Obama hat die Sauti-Kuu-Stiftung in Kenia gegründet. Sauti Kuu heißt starke Stimmen. Sie ist vor allem damit beschäftigt, jungen Menschen Selbstbewusstsein zu geben. Kenia ist ein fruchtbares Land mit Potenzial. Das Problem seien nicht fehlende Möglichkeiten, sondern fehlendes Selbstvertrauen, sagt Obama.
Bitte kein Mitleid
Also macht Sauti Kuu Coachings, berät, baut auf und sorgt dafür, dass junge Menschen ihren eigenen Weg gehen. Dass sie Träume haben und sich trauen, sie umzusetzen. Manche wollten dann nicht mehr in die Stadt abwandern wie die Mehrzahl, sondern gute Bauern werden, die gut verdienen – an guten Produkten und nicht, weil sie jemand aus Mitleid besser bezahlt.

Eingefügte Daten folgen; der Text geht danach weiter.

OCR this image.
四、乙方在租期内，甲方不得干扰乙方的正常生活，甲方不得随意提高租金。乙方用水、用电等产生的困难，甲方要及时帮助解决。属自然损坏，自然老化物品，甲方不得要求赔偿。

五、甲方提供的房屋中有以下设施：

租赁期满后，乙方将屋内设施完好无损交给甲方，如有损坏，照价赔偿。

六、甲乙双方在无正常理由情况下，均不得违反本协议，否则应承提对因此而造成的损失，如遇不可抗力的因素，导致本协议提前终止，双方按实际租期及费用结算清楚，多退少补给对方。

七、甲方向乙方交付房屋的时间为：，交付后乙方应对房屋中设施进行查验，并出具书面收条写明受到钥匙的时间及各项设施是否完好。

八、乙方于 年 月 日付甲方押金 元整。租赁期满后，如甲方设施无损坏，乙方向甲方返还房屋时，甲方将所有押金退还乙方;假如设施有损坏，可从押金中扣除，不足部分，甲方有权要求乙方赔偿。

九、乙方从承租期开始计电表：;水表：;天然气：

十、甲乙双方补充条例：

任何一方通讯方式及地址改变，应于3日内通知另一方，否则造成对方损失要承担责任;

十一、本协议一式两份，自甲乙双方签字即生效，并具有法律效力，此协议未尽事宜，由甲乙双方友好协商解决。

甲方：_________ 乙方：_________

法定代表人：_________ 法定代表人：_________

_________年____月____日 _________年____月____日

Es gibt verschiedene Studien, die belegen, dass fairer Handel nicht nur den Bauern selbst zugutekommt, sondern die wirtschaftliche Situation der Regionen insgesamt verbessert. Fairtrade-Bauern sind häufig in Kooperativen organisiert, die auch Geld in die Infrastruktur investieren. Trotzdem: Das Konzept beruht auf dem guten Willen der Verbraucher, mehr zu bezahlen. In Deutschland haben fair gehandelte Produkte einen Marktanteil von zwei Prozent. Selbst die Produzenten können im Durchschnitt nur 28 Prozent ihrer gesamten Erzeugnisse unter Fairtrade-Lizenz verkaufen. Für mehr reicht die Nachfrage nicht. Es ist eine Nische. Einzelhandel und Industrie schmücken sich gern mit fairen Produkten, und Menschen kaufen sie. Aber eben nur unter anderem.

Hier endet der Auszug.